Viernes 7 de Febrero al filo de la noche y un nuevo día.

Miliant ve al encantador y brillante trió salir del bar, mientras su cliente apenas consciente manosea descuidadamente sus piernas, y no puede evitar pensar lo buenos que serían los chismes aun así no llama a ningún reportero. Sin importar los galeones quiere quedarse este buen cotilleo para si misma. Pero del otro lado del bar alguien no piensa lo mismo, esa noche el hombre había estado demasiado borracho y no había notado nada inusual, pero hace un momento cuando su mirada había decidido seguir a un dulce par de caderas coronadas por una larga melena pelirroja se encontró con una peculiar reunión que le bajo la borrachera y le hizo sacar el olvidado block de notas. Y no, no vio que Weasley menor y Malfoy bebieron un trago de locura, vio unos buenos amigos bebiendo y al heredero Malfoy coqueteando con la ex de Harry Potter, y lo mejor de todo los vio irse juntos con la aparente aprobación de su hermano... bueno eso es lo que a él le pareció ver.

Dos hombres cuasi ebrios -o algo parecido a ello- y una maleta con las ruedas arruinadas, de alguna forma fue todo un reto llevarlos a su departamento pero lo había logrado. Y cuando aparecieron todos apretujados en la chimenea lo primero que paso fue que Ron se pego la frente contra el borde de su chimenea y Malfoy estallo en incontrolables risitas para acto seguido golpearse el también cuando salia. Ginny recuerda también que trato por todos los medios que los dos hombres no terminaran la botella que habían traído con ellos pero fallo estrepitosamente, hasta el punto de unirse a ellos y terminar escuchando inocentes confidencias y también oscuros secretos; como que jamás fue el plan de los Malfoy tener solo un hijo o lo solo e invisible que se sintió Ron a pesar de crecer con seis hermanos.

-...y era como no tener nada en especial por que todos los sitios ya estaban ocupados, ni el más guapo, ni el más listo, ni bueno en deportes, ni siquiera el más travieso...yo era el que no fue una chica.
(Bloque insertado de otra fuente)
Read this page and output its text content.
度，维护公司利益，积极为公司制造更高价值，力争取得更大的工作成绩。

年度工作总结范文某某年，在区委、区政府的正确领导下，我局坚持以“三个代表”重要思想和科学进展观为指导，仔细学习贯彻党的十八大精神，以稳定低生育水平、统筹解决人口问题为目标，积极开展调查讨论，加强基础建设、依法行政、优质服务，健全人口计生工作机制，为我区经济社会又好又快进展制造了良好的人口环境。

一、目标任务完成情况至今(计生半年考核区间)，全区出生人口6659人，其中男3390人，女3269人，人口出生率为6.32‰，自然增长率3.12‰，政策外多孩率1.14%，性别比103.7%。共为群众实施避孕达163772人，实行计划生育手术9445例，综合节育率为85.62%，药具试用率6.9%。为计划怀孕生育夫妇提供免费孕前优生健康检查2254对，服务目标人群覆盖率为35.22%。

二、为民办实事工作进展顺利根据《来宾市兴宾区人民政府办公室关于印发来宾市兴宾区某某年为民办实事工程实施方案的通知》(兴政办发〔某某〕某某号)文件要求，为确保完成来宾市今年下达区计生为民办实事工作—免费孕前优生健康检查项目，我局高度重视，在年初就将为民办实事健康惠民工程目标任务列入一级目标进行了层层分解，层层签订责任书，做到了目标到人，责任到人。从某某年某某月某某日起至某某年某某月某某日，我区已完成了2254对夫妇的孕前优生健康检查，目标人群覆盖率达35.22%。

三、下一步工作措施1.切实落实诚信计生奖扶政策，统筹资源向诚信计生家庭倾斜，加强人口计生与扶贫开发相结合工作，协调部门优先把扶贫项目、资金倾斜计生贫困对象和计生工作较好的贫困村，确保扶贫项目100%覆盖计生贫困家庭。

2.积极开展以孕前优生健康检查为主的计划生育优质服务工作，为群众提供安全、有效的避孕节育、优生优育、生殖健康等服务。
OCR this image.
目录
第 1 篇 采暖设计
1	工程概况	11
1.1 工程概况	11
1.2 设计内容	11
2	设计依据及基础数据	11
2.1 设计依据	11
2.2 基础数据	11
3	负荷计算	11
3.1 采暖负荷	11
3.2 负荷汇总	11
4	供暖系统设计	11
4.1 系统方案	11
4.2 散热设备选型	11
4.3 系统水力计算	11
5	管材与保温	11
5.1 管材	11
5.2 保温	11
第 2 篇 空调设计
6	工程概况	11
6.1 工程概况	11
Ron hablaba con buen animo pero Ginny no pudo evitar la empatía y la tristeza.-Oh Ron...

-No, Gin, no es una queja tenía que superarlo y lo hice, ademas los amo a cada uno de ustedes- contesto el pelirrojo con una brillante sonrisa y Ginny supo que lo decía en serio.

-Entiendo, es difícil no amarla- opino el rubio con una sonrisa ligeramente seductora que hacia difícil saber si estaba bromeando o no.

-¡Draco!- le reprendió Ron que en algún punto de la noche comenzó a tutearlo con confianza- ¿qué no te enseñaron tus ricos padres buenos modales?

-Claro que lo hicieron, pero jamás me obligaron a usarlos- respondió complacido el rubio y aunque los dos pelirrojos rodaron los ojos ambos estaban sonriendo.

Y hubo risas, brindis e inevitablemente lagrimas, incluso gritos, incluso cálidas miradas profundas que no llevaron a nada por que Ronald trato de ahorcar a Malfoy pero el rubio se quito de encima al pelirrojo con magia no verbal y se negó de nuevo a confesar donde estaba su varita.

¿Saben cuál es la cosa más maravillosa del étincelle de vie? que no deja resaca. Así que cuando Ginny se despertó la mañana siguiente con los lejanos ruidos de la cocina estaba perfectamente lucida y recordaba cada vergonzoso detalle de la noche, bueno gracias a que Ron estaba ahí nada verdaderamente vergonzoso paso, y la pelirroja miro a su derecha donde su hermano aun dormía en una incomoda posición un sillón demasiado pequeño para él... esperen un momento...¿entonces los ruidos en la cocina?

Draco estaba haciendo pancakes y huevos en la cocina, mientras un agradable aroma a café se extendía por la casa.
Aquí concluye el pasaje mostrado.